Gestörte Nachtruhe

Seit viereinhalb Jahren wohne ich in der Stadt. Nicht mittendrin – das wär’ jetzt nicht so meins. Obwohl ich der Geschäftigkeit der Stadt nicht abgeneigt bin und mich oft und gern im Zentrum aufhalte, bevorzuge ich doch den gesunden Schlaf, den mein Quartier garantiert. Hier kann ich auch im Sommer das Fenster auf lassen und wie schön ist es, zum Zirpen der Grillen einzuschlafen! Keine Ruhestörungen von Jugendlichen, die mitten in der Nacht lautstark eine Diskussion führen.

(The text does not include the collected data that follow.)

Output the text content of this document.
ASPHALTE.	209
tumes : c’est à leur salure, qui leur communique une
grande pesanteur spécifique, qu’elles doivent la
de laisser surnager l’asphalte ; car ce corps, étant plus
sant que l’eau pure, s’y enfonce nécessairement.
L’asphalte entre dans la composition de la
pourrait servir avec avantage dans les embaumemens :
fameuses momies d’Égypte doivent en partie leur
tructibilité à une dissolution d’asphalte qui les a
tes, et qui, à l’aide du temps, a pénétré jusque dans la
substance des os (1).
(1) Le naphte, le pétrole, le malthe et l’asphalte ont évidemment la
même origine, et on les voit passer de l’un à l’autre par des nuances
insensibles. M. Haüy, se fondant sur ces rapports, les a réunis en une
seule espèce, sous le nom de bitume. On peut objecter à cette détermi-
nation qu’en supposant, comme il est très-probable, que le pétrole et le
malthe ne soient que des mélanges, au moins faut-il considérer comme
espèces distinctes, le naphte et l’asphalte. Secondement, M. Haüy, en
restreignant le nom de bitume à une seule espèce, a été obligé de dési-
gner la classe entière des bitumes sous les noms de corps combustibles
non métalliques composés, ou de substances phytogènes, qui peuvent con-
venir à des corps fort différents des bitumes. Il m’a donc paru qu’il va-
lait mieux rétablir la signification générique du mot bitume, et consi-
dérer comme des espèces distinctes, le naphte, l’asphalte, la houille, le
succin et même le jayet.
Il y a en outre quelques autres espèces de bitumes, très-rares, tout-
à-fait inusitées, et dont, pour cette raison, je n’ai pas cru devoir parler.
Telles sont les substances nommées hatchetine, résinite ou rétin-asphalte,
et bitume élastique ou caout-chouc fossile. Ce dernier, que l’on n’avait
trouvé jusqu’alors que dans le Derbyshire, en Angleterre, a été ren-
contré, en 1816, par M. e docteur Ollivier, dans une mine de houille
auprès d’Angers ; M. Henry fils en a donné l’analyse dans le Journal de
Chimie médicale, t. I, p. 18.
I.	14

Kürzlich allerdings wurde ich aus meinen Träumen gerissen. Heisere Stimmen drangen an mein Ohr. Sie waren ziemlich laut. Immer aufgeregter tönten sie zu meinem Fenster herauf, an Schlaf war nicht mehr zu denken. Schliesslich schälte ich mich aus der Decke und wankte ins Wohnzimmer, um einen Blick in die dunkle Nacht zu wagen. Und da sah ich sie! Zu dritt waren sie und die Diskussion war im vollsten Gange. Hin und her ging’s, sie schlugen nur so um sich mit Argumenten. Während zwei Mitglieder der Gesprächsrunde mitten auf unserer Wiese sassen, bewegte sich das dritte ruhelos zwischen ihnen. Vom einen zum anderen tänzelte es und schien doch keinen Erfolg zu haben mit dem, was ihm ofenbar am Herzen lag.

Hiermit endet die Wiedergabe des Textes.